SNY’s Ron Darling was certain he’d be working the Mets-Phillies tiebreaker yesterday to determine the NL East champ.
Instead, he’s on the phone from the airport – on his way to Arizona to cover the Diamondbacks-Cubs NLDS for TBS after the Mets’ stunning late-season collapse denied them (and SNY) a post-season berth.
It’s a strange turn of events for Darling, who expected to work late into October with SNY boothmate Gary Cohen – and not alongside Dick Stockton on TBS.
“It’s unbelievable. I’m just as shocked as you are,” he says. “[Sunday] was the first game I’ve ever done where I kept looking at Keith [Hernandez] and Gary and didn’t know what to say.”
Darling’s work on SNY caught the eye of TBS execs, who contacted him last month with an offer to work its post-season games – if the Mets failed to make the playoffs.
Darling, an SNY Emmy winner last season, was flattered – but figured that would never happen with the Mets holding a commanding lead in the NL East, which they proceeded to blow to smithereens.
“There clearly wasn’t a lot of consideration on my part for ever working for someone else in the post-season,” he says. “I assumed the Mets would at least play [yesterday] and get to the National League Championship Series.
“But as soon as I got off the air Sunday, [TBS] called . . . I had a message from my agent saying, ‘Do you want to work for Turner?

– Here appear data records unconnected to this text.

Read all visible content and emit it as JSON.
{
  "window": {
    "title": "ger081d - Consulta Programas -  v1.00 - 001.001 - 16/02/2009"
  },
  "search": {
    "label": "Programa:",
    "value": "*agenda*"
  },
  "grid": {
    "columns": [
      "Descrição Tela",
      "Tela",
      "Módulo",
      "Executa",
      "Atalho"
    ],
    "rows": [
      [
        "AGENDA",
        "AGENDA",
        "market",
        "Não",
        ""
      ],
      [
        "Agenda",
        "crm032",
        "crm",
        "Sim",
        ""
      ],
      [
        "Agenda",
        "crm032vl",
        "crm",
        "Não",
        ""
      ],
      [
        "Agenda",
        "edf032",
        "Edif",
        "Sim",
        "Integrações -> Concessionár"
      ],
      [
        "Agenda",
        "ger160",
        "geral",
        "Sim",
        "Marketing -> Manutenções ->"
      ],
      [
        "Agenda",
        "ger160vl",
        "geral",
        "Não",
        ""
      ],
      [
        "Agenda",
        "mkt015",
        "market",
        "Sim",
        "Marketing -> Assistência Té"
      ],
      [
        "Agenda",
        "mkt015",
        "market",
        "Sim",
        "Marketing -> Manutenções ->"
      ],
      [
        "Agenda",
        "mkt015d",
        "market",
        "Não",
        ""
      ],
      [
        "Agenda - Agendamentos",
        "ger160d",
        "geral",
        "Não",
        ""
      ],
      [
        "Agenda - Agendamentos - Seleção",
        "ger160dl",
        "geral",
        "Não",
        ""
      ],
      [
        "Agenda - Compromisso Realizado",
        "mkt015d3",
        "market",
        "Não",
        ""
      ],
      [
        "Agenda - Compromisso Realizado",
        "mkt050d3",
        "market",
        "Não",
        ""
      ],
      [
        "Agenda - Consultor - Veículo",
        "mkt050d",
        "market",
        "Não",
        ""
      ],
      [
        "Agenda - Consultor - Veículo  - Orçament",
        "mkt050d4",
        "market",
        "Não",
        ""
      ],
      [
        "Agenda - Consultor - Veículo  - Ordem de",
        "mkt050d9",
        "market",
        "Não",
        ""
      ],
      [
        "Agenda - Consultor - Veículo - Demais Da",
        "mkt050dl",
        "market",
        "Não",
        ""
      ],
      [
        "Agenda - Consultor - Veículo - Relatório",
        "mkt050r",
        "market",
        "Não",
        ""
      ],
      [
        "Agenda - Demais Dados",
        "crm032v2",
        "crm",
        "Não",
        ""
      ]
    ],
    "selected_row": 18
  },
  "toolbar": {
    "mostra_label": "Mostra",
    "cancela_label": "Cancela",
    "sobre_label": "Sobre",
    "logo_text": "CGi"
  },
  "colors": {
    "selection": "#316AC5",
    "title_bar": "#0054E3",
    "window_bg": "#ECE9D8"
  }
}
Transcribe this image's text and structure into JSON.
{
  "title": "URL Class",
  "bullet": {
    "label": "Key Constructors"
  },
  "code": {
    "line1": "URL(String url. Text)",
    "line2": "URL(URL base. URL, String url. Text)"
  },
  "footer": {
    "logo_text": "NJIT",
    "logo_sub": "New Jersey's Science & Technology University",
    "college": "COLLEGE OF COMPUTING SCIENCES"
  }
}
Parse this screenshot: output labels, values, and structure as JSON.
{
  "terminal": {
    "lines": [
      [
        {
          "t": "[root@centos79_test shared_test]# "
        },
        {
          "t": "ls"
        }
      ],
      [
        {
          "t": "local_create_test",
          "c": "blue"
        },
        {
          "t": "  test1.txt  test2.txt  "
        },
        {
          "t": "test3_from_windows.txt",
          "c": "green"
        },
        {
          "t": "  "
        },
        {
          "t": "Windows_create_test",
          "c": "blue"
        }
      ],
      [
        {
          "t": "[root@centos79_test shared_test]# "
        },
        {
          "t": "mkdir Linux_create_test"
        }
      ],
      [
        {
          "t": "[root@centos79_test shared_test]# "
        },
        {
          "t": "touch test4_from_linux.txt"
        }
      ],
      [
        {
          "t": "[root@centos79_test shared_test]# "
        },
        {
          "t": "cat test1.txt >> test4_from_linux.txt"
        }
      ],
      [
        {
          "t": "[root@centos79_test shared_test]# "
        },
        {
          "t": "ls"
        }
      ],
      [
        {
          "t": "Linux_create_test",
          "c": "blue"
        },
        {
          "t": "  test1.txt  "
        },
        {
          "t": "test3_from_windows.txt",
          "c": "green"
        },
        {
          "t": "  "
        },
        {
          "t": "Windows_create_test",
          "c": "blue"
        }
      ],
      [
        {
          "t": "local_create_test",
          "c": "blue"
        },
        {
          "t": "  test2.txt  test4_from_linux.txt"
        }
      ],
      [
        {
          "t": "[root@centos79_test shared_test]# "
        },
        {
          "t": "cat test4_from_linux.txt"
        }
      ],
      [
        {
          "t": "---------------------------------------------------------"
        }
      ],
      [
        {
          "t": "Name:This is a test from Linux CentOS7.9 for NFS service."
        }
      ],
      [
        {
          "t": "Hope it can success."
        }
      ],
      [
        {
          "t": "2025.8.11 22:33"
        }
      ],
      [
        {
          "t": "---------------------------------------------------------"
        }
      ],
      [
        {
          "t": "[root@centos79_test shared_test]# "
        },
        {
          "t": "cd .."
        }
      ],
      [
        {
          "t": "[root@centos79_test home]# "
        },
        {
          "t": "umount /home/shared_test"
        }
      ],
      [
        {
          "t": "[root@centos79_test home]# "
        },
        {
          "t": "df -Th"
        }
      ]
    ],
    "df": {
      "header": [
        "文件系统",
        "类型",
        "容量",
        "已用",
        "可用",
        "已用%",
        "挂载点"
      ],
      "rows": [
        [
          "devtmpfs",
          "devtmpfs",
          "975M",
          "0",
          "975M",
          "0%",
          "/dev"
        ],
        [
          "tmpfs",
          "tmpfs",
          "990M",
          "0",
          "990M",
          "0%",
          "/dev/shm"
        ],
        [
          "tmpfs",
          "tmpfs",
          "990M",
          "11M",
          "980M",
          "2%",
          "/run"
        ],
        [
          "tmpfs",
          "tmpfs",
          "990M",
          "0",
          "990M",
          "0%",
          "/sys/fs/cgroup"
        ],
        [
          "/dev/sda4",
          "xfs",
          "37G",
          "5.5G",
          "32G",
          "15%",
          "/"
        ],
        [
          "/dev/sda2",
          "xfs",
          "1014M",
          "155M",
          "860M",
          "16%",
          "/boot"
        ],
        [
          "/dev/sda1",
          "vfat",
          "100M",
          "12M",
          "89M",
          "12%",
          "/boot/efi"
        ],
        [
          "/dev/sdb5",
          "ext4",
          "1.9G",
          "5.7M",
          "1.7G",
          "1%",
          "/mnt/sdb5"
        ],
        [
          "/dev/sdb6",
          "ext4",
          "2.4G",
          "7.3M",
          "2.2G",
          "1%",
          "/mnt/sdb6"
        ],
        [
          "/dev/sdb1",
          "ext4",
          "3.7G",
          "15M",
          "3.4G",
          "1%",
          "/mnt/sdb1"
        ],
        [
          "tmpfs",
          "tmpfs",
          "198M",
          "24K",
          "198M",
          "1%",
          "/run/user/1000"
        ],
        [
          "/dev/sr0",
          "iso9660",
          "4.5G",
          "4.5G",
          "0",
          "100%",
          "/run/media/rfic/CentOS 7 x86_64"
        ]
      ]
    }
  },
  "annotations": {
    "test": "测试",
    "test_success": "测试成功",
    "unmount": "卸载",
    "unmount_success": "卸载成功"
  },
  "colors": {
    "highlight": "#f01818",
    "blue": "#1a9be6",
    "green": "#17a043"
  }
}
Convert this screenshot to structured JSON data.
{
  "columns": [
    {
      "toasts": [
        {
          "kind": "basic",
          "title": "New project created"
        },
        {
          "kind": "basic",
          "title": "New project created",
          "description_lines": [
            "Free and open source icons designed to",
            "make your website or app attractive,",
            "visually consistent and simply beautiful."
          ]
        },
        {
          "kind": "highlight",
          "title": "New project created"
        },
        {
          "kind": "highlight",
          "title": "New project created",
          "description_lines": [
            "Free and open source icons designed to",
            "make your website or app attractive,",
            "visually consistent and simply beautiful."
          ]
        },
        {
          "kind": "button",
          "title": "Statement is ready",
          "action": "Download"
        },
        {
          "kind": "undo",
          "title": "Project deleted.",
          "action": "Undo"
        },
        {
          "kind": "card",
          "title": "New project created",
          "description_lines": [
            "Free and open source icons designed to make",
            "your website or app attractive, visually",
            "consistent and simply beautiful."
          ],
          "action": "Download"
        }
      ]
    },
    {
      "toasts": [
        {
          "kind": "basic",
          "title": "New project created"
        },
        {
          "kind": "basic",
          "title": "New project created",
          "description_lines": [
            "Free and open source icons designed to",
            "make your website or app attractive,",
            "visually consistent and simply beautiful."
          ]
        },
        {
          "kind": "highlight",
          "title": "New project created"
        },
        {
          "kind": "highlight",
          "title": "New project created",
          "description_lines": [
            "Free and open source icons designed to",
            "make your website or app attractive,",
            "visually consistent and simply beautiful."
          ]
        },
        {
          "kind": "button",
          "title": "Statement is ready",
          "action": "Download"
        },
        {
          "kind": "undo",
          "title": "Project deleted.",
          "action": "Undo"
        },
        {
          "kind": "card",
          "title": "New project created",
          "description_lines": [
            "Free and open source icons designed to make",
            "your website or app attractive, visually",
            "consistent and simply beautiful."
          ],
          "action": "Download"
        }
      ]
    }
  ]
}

They want you. You fly out tomorrow.’ ”
Darling, whose valuable right arm and pitching smarts helped the Mets win the 1986 World Series, is still a team player.
“I really feel I’ll be representing SNY and my two guys, Gary and Keith [at TBS],” he says.
“And I’m excited about having national exposure [on TBS] to show the rest of the world how we do it at SNY.”